Que penser de Colin Powell, décédé cette semaine à l’âge de quatre-vingt-quatre ans ? Il était beaucoup de choses : un Américain par excellence ; un fils d’immigrés ; un optimiste invétéré qui a conseillé de ne pas « prendre conseil de vos peurs ou de vos détracteurs » et que « l’optimisme perpétuel est un multiplicateur de force ».

Divulgation complète: j’ai travaillé avec Powell au ministère de la Défense de l’administration Jimmy Carter et encore une fois lorsqu’il était président des chefs d’état-major interarmées et que je faisais partie du personnel du Conseil de sécurité nationale sous le président George H.W. Buisson. J’ai travaillé pour lui lorsqu’il était secrétaire d’État et j’ai dirigé son équipe de planification politique sous le président George W. Bush. Il a été un bon ami pendant plus de quatre décennies.

Powell croyait que la fonction publique était une vocation honorable. Il doit être considéré comme un soldat-homme d’État dans la tradition de Dwight D. Eisenhower et George C. Marshall. Comme eux deux, c’était un homme de modération et de pragmatisme, pas d’idéologie. Il a évolué de manière transparente entre les mondes civil et militaire et entre les mondes des politiciens et des fonctionnaires de carrière. Il a compris que la force militaire et la diplomatie n’étaient pas des opposés mais plutôt des outils de sécurité nationale complémentaires.

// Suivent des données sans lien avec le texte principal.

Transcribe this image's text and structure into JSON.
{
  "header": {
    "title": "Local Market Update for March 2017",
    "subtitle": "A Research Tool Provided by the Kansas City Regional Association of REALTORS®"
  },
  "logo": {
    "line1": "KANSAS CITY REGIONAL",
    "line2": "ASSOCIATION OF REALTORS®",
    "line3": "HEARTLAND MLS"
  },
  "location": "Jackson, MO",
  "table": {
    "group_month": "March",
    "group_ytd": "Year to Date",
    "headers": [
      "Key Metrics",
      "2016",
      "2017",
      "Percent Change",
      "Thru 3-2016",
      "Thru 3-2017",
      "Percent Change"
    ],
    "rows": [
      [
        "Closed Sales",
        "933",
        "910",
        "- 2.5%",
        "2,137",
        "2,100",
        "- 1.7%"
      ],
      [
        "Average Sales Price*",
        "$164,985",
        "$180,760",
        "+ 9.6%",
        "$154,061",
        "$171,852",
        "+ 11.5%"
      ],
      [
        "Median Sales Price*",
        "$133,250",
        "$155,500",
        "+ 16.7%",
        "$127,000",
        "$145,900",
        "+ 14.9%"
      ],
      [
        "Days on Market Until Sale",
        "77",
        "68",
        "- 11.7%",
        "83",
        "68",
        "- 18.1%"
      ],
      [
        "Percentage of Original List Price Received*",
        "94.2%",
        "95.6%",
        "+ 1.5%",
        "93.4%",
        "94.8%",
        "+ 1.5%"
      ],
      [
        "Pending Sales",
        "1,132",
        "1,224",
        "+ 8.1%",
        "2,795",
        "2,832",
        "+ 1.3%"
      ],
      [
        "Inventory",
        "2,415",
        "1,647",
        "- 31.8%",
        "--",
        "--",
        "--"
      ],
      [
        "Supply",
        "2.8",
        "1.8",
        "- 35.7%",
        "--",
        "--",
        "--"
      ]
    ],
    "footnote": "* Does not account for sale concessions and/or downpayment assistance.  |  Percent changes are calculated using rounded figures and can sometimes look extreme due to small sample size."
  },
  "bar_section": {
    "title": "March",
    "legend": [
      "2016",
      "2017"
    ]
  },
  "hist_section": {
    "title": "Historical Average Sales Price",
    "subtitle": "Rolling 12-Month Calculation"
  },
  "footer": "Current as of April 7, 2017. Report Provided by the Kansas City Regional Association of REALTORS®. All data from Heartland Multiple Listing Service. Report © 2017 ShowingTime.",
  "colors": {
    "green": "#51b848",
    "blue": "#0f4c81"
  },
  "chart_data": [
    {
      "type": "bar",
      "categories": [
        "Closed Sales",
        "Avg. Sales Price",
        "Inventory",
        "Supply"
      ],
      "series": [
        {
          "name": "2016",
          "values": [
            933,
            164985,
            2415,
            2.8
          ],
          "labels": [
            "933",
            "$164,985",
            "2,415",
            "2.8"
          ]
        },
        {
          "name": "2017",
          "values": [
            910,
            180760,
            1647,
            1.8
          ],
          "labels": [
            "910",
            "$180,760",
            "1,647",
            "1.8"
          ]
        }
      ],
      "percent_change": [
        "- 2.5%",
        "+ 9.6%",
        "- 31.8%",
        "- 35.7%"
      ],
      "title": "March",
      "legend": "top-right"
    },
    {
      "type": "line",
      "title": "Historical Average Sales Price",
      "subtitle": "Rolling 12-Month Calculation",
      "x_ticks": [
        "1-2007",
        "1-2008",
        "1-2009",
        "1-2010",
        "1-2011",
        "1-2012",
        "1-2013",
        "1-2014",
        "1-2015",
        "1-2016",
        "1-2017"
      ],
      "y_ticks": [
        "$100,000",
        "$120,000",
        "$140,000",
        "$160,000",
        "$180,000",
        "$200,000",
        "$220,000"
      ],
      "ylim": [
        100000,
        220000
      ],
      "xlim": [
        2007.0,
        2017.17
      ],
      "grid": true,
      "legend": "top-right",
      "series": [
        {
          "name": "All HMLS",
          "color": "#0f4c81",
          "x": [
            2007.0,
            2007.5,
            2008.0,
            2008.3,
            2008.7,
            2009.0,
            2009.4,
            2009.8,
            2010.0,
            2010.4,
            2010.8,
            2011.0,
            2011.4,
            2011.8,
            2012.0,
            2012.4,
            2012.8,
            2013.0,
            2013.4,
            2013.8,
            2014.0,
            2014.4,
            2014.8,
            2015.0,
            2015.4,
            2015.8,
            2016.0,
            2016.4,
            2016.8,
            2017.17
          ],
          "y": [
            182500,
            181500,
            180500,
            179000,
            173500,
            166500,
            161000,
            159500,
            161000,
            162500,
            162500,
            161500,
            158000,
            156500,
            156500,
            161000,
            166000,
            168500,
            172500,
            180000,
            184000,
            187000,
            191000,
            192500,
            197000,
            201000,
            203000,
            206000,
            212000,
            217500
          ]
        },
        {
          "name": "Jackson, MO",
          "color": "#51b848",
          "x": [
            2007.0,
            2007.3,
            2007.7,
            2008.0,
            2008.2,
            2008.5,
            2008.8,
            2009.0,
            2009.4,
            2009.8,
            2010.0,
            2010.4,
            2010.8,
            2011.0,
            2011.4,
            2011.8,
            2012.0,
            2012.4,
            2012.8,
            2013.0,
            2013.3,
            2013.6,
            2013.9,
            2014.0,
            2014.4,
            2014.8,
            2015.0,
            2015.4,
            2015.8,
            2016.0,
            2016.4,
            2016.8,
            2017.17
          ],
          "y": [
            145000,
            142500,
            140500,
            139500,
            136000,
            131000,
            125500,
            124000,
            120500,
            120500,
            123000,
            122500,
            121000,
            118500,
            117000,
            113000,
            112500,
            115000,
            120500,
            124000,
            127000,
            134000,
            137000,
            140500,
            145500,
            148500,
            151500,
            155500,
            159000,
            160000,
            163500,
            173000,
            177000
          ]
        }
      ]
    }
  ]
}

Nous sommes tous encadrés par nos expériences précoces dans la vie, et Powell ne faisait pas exception. Pour lui, c’était la guerre du Vietnam, où il a effectué deux tournées en tant que jeune officier de l’armée. Il a pris pleinement conscience de la façon dont une politique mal avisée et un mauvais leadership peuvent coûter des vies et détruire des institutions. Powell est sorti méfiant des abstractions mondiales concoctées à Washington qui peuvent avoir des implications coûteuses lorsqu’elles sont mises en œuvre dans des localités à l’autre bout du monde. Au lieu de cela, comme c’est le cas pour la plupart des gens ayant une expérience militaire directe, la guerre pour Powell était réelle, souvent trop réelle.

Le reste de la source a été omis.